In dubio pro Hedge?

Eines der zuletzt von Unternehmen öfter angesprochenen Themen war, welche Instrumente nach ESMA-Definition potenziell nicht als „Hedge“ anerkannt werden.

Man könnte meinen, dass das ein Thema wäre, das relativ einfach zu regeln sein müsste, zumal es ja auch Rechnungslegungsstandards gibt, die durchaus auch sinngemäß für Unternehmen gelten könnten, die diese Standards nicht unmittelbar anwenden.

Der Gesetzgeber ist hier aber (scheinbar?) großzügiger und fasst die Definition breiter – ein Derivat muss in erster Linie und im möglicherweise weiteren Sinne risikomindernd sein, um nicht unter die Anrechnung auf einen Clearing Threshold zu fallen. Alles klar?

Leider nein. In verschiedenen Foren entbrennen nämlich nun Diskussionen darüber, ob einzelne Instrumente oder Szenarien eine Anrechnung des Derivats, oder, noch besser, eines Teils des Derivats auf einen Clearing Threshold auslösen. Denken Sie z.B. an Spaßprodukte wie „Zinsswaps mit Gewinnchance“, die großflächig an Unternehmen verkauft wurden und die dann zum Teil zu einem ganz bösen Erwachen geführt hatten. So ein Swap wäre jedenfalls nicht zur Gänze als Hedge im Sinne der ESMA-Definition zu klassifizieren, sondern man müsste den Optionsteil gesondert melden, das Geschäft also in seine risikomindernde und seine spekulative Komponente zerlegen, auch wenn das Geschäft insgesamt risikomindernd wäre.
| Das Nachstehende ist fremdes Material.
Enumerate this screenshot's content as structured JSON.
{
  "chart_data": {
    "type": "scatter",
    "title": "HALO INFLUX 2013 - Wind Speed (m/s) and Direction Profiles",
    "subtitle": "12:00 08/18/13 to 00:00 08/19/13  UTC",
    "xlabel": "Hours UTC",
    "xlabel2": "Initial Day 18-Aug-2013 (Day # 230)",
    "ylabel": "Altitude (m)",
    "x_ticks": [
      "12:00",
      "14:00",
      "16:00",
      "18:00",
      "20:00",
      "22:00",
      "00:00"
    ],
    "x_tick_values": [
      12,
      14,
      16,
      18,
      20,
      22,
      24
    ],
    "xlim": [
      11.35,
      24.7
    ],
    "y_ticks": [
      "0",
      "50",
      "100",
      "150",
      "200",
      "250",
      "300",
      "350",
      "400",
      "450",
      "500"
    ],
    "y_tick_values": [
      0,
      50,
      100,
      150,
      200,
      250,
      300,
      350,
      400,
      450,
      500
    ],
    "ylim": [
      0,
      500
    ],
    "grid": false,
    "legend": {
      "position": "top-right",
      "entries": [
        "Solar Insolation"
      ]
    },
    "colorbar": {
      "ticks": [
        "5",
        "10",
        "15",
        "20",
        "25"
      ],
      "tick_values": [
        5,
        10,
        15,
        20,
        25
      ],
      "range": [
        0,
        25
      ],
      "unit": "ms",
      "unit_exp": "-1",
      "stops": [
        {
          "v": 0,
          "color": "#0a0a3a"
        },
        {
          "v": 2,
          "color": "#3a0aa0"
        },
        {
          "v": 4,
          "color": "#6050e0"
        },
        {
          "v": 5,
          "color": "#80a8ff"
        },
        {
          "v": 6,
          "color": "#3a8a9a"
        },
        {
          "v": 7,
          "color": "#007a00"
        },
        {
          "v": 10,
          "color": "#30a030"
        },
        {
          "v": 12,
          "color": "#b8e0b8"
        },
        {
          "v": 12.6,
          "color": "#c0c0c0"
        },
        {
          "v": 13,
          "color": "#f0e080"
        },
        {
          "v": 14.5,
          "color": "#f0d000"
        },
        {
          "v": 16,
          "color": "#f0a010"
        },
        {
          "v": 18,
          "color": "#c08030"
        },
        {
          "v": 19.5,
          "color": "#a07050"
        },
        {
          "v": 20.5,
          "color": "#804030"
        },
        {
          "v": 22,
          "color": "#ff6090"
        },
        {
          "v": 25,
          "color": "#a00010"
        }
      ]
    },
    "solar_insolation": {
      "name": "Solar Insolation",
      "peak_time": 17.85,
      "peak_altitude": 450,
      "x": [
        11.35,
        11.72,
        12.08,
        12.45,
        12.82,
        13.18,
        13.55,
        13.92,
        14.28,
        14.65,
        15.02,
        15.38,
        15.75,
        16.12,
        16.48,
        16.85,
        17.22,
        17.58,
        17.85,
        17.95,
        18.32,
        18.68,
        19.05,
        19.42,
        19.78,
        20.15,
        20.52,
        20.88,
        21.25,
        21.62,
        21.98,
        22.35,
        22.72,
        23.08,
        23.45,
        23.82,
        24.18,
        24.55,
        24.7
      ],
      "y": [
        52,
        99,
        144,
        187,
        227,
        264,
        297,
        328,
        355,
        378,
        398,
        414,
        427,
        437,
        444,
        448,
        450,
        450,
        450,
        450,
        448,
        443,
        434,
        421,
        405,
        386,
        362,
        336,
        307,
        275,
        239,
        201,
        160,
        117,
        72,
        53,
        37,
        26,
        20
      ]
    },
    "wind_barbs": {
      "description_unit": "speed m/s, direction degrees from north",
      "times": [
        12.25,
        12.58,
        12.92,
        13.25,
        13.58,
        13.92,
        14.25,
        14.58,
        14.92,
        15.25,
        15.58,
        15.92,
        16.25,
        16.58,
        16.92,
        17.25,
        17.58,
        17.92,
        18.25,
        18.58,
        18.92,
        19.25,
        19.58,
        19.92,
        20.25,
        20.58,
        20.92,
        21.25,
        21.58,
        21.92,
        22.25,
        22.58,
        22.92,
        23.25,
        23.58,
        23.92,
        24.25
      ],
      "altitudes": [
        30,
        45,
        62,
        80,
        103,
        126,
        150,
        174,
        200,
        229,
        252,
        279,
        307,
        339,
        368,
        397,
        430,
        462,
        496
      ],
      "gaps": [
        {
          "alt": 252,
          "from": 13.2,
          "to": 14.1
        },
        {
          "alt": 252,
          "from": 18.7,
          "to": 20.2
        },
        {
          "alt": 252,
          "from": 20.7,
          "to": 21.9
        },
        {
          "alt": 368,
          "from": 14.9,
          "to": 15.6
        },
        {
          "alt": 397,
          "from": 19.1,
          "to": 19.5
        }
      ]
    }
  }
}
Jetzt halten wir das Thema Clearingpflicht aus Unternehmenssicht nach wie vor für einen „Non-Event“, nichtsdestoweniger reicht es nicht, z.B. in einer Richtlinie festzuhalten, dass man keine spekulativen Derivate einsetzt. Man wird dies, vor allem dann, wenn das Bestandteil der Prüfungspflicht in Deutschland oder auch in anderen Ländern ist, nachweisen müssen. Dieser Nachweis wird durch eine Dokumentation zu erbringen sein, aus der klar hervorgeht, was mit einem Derivat abgesichert wurde. Das kann nach ESMA-Definition z.B. ein Derivat für ein Portfolio von geplanten Zahlungsströmen in Fremdwährung sein, bei der Frage, ob eine Zinssicherung für eine Finanzierung, von der man weiß, dass man sie aufnehmen wird, den Zeitpunkt der Aufnahme aber noch nicht bestimmen kann, ein Hedge ist oder nicht, scheiden sich bereits die Geister. Wir meinen übrigens schon, dass das ein risikominderndes Derivat im Sinne der ESMA-Definition wäre, halten aber auch klar fest, dass das nur unsere Meinung und keine belastbare Beurteilung ist.

Wir werden versuchen, diesen Themenkomplex in den nächsten Wochen mit Wirtschaftsprüfern zu erörtern. Ungeachtet dessen empfehlen wir allen Unternehmen, die sich nicht sicher sind, ob die jeweiligen Absicherungsstrategien und eingesetzten Instrumente unter die Hedging-Definition fallen, dies frühzeitig mit ihren Wirtschaftsprüfern anzusprechen. Das einzige, was wirklich gesichert ist – alles, was nach IFRS als Hedge qualifiziert, ist auch nach EMIR ein Hedge. Spätestens dann aber, wenn ein Derivat einmal ineffektiv wird, wird es spannend. Dann kann es nämlich immer noch potenziell risikomindernd sein, wird aber nicht als Hedge im Sinne von IFRS bilanziert.

In dubio pro Hedge? Wir meinen, dass eher das Gegenteil der Fall sein wird. Was meinen Sie?